As taxas de juros em patamares reduzidos têm incentivado 94% das indústrias que acessaram os Fundos Constitucionais de Financiamento (FCFs) a contratar crédito entre 2022 e 2025. Apesar do apelo financeiro, 4 em cada 10 empresas ainda não conhecem essa política pública. O levantamento realizado pela Confederação Nacional da Indústria (CNI), em parceria com o Ministério da Integração e do Desenvolvimento Regional (MIDR), foi divulgado nesta quarta-feira, 15 de julho de 2026.
A pesquisa revela que os fundos constitucionais, que são recursos públicos destinados ao desenvolvimento das regiões Norte (FNO), Nordeste (FNE) e Centro-Oeste (FCO), quebram a lógica do mercado de crédito tradicional. Geralmente, o custo do financiamento é visto como uma barreira significativa para as indústrias, mas nos FCFs, os juros baixos se destacam como o principal atrativo.
Além da taxa de juros reduzida, 56% das empresas indicaram que os prazos de pagamento e de carência também foram fatores decisivos para a contratação do financiamento. Outros 24% mencionaram a relação prévia com o banco operador como um motivo relevante.
“As taxas de juros costumam ser o maior entrave para a obtenção de crédito no país. A pesquisa mostra que a política pública tem conseguido sanar esse gargalo”, afirma Julia Dias, analista de Políticas e Indústria da CNI.
Julia ainda destaca que existe potencial para aumentar a competitividade das linhas de crédito voltadas para a indústria, que permanecem mais caras quando comparadas às oferecidas ao setor rural.
Embora haja interesse pelos recursos, o levantamento também revela dificuldades em diferentes etapas do processo de contratação. Aproximadamente 38,1% das empresas afirmam desconhecer a existência dos fundos constitucionais. Dentre as indústrias que conhecem a política, mas não solicitaram financiamento, 38,5% desistiram devido à burocracia ou à demora na análise dos pedidos. Das empresas que buscaram o crédito, 38% consideraram excessivas as garantias exigidas pelos bancos.

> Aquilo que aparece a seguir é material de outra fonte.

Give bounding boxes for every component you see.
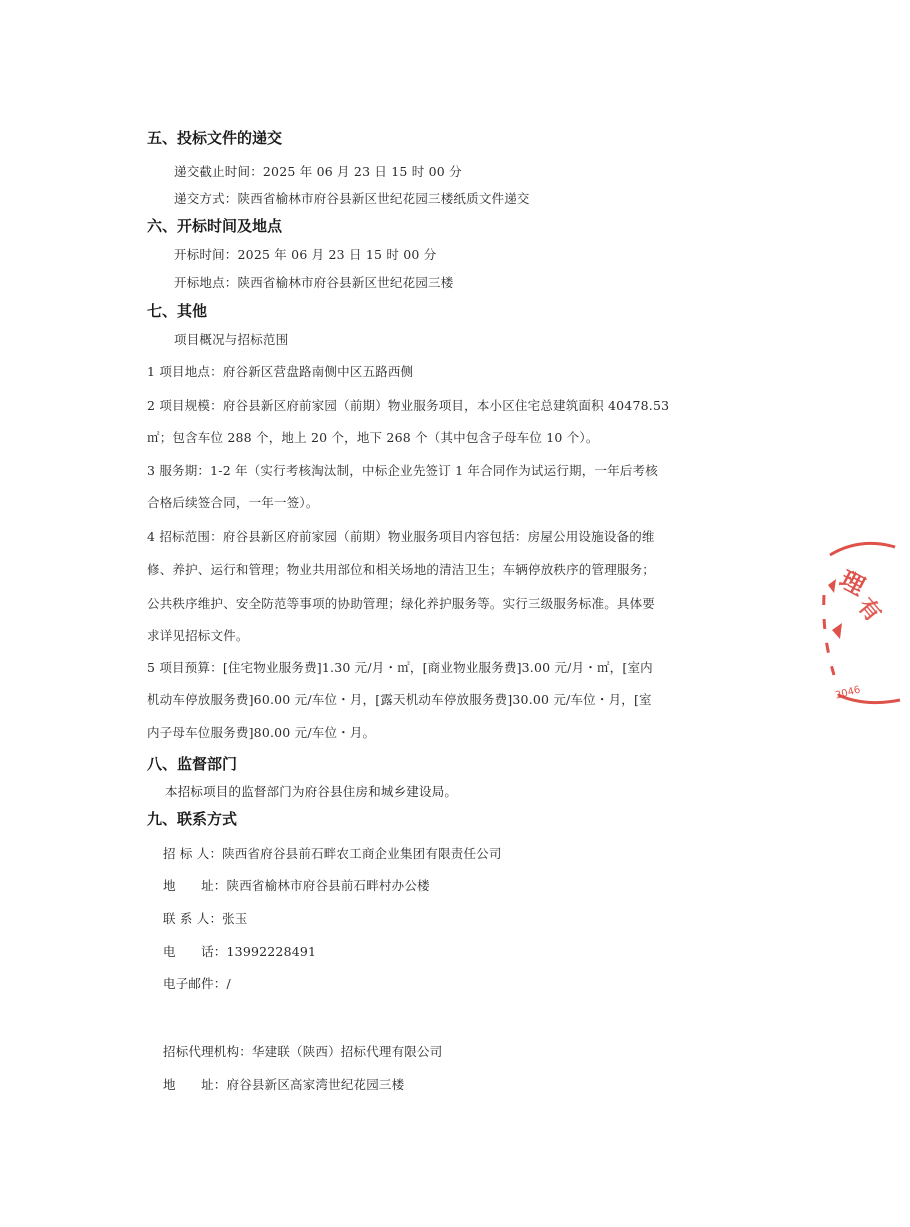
address-value: 陕西省榆林市府谷县前石畔村办公楼 [226,878,430,893]
company-seal-stamp [820,535,910,715]
paragraph-line: 5 项目预算：[住宅物业服务费]1.30 元/月・㎡，[商业物业服务费]3.00 元/月・㎡，[室内 [147,660,653,675]
opening-place-label: 开标地点： [174,275,238,290]
opening-place-value: 陕西省榆林市府谷县新区世纪花园三楼 [237,275,454,290]
opening-time-line [174,245,436,263]
email-value: / [226,976,231,991]
section-8-heading: 八、监督部门 [147,755,238,773]
paragraph-line: 4 招标范围：府谷县新区府前家园（前期）物业服务项目内容包括：房屋公用设施设备的维 [147,529,655,544]
agency-value: 华建联（陕西）招标代理有限公司 [251,1044,443,1059]
agency-label: 招标代理机构： [163,1044,252,1059]
tenderer-label: 招 标 人： [163,846,223,861]
submission-method-line [174,189,530,207]
paragraph-line: 公共秩序维护、安全防范等事项的协助管理；绿化养护服务等。实行三级服务标准。具体要 [147,596,656,611]
paragraph-line: 3 服务期：1-2 年（实行考核淘汰制，中标企业先签订 1 年合同作为试运行期，一年后考核 [147,463,658,478]
tenderer-line [163,844,502,862]
contact-line [163,909,248,927]
agency-line [163,1042,442,1060]
deadline-value: 2025 年 06 月 23 日 15 时 00 分 [262,164,462,179]
tenderer-value: 陕西省府谷县前石畔农工商企业集团有限责任公司 [222,846,502,861]
agency-address-value: 府谷县新区高家湾世纪花园三楼 [226,1077,405,1092]
section-6-heading: 六、开标时间及地点 [147,217,283,235]
stamp-char-2: 有 [852,593,886,627]
paragraph-line: 1 项目地点：府谷新区营盘路南侧中区五路西侧 [147,364,414,379]
paragraph-line: 合格后续签合同，一年一签）。 [147,495,319,510]
contact-value: 张玉 [222,911,248,926]
paragraph-line: 内子母车位服务费]80.00 元/车位・月。 [147,725,376,740]
paragraph-line: 2 项目规模：府谷县新区府前家园（前期）物业服务项目，本小区住宅总建筑面积 40478.53 [147,398,670,413]
opening-time-label: 开标时间： [174,247,238,262]
deadline-label: 递交截止时间： [174,164,263,179]
agency-address-label: 地 址： [163,1077,227,1092]
project-overview-subheading: 项目概况与招标范围 [174,332,289,347]
submission-method-label: 递交方式： [174,191,238,206]
address-label: 地 址： [163,878,227,893]
stamp-number: 3046 [834,684,862,702]
stamp-char-1: 理 [835,565,870,602]
phone-label: 电 话： [163,944,227,959]
section-9-heading: 九、联系方式 [147,810,238,828]
supervision-text: 本招标项目的监督部门为府谷县住房和城乡建设局。 [165,784,458,799]
opening-time-value: 2025 年 06 月 23 日 15 时 00 分 [237,247,437,262]
email-label: 电子邮件： [163,976,227,991]
paragraph-line: 修、养护、运行和管理；物业共用部位和相关场地的清洁卫生；车辆停放秩序的管理服务； [147,562,656,577]
section-5-heading: 五、投标文件的递交 [147,129,283,147]
paragraph-line: ㎡；包含车位 288 个，地上 20 个，地下 268 个（其中包含子母车位 10 个）。 [147,430,599,445]
agency-address-line [163,1075,404,1093]
submission-method-value: 陕西省榆林市府谷县新区世纪花园三楼纸质文件递交 [237,191,530,206]
deadline-line [174,162,462,180]
phone-line [163,942,316,960]
contact-label: 联 系 人： [163,911,223,926]
phone-value: 13992228491 [226,944,317,959]
address-line [163,876,430,894]
opening-place-line [174,273,453,291]
paragraph-line: 机动车停放服务费]60.00 元/车位・月，[露天机动车停放服务费]30.00 元/车位・月，[室 [147,692,652,707]
email-line [163,974,231,992]
paragraph-line: 求详见招标文件。 [147,628,249,643]
section-7-heading: 七、其他 [147,302,208,320]
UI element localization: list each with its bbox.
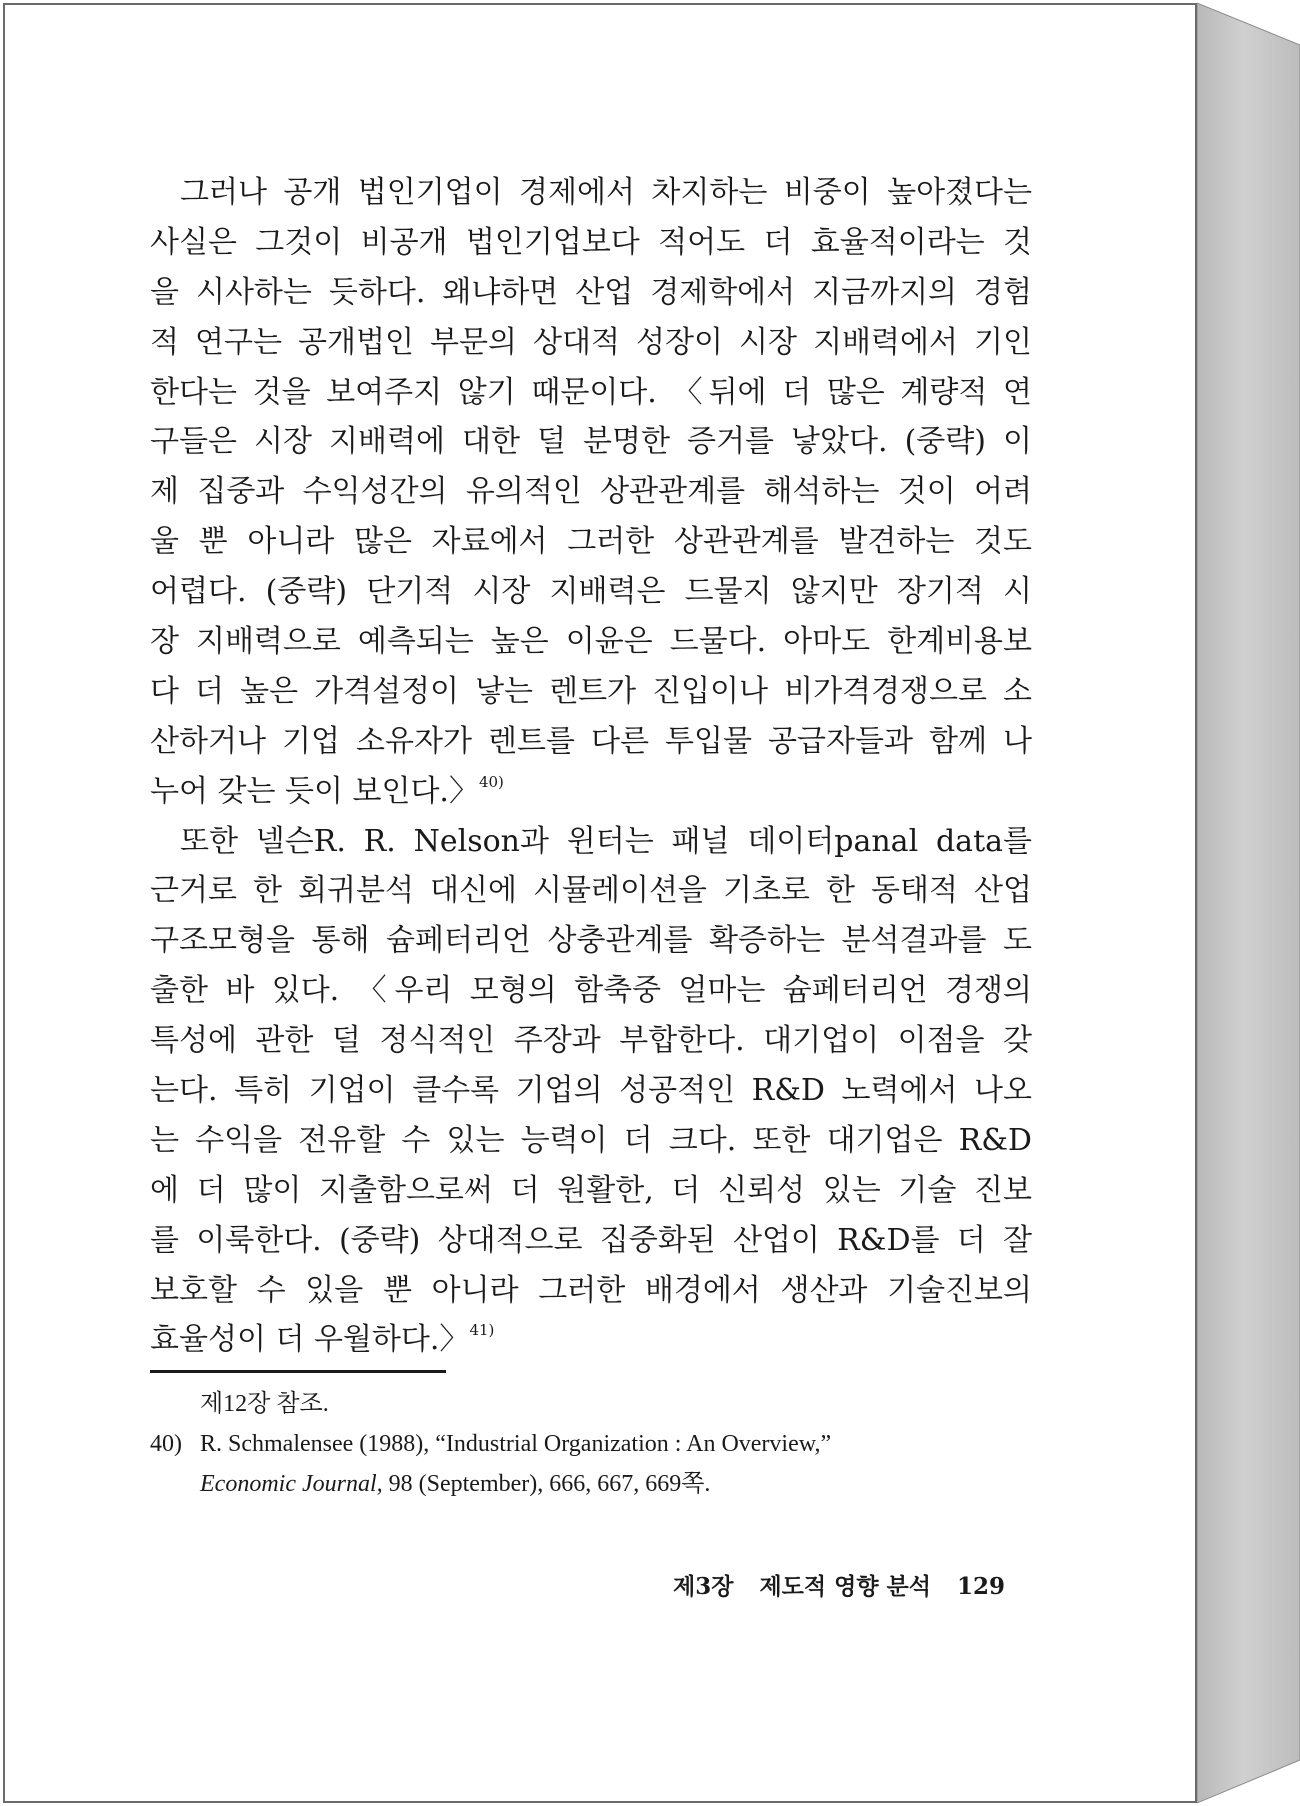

Os dados mostram que os financiamentos são utilizados majoritariamente para investimentos de longo prazo. A aquisição de máquinas e equipamentos foi o principal destino dos recursos para 56% das empresas. Outras 22% utilizaram os fundos para modernizar ou ampliar fábricas e armazéns, enquanto apenas 18% destinaram o crédito exclusivamente ao capital de giro.
O impacto do financiamento foi considerado positivo por 88,6% das empresas beneficiadas, que apontaram resultados como a modernização da produção, expansão da capacidade instalada e geração de empregos. Somente 5,4% relataram ter usado os recursos para recuperação financeira.
A pesquisa ainda indica que 52% das empresas conseguiram contratar o valor exato desejado. O percentual de indústrias que tentaram obter o financiamento e não conseguiram foi de 10%, número abaixo do que se observa em outras modalidades de crédito empresarial. No total, 68% dos entrevistados expressaram satisfação com os fundos constitucionais, destacando as taxas de juros (56,3%) e o atendimento (40,6%) como os principais motivos para sua satisfação. Entre os 24% que relataram insatisfação, metade atribuiu essa avaliação negativa ao atendimento e aos prazos de carência.
A metodologia da pesquisa incluiu 147 empresas industriais ouvidas entre outubro de 2025 e janeiro de 2026, analisando operações realizadas nos três anos anteriores. Este levantamento faz parte de um acordo de cooperação entre a CNI e o MIDR para aumentar a participação da indústria nos fundos constitucionais.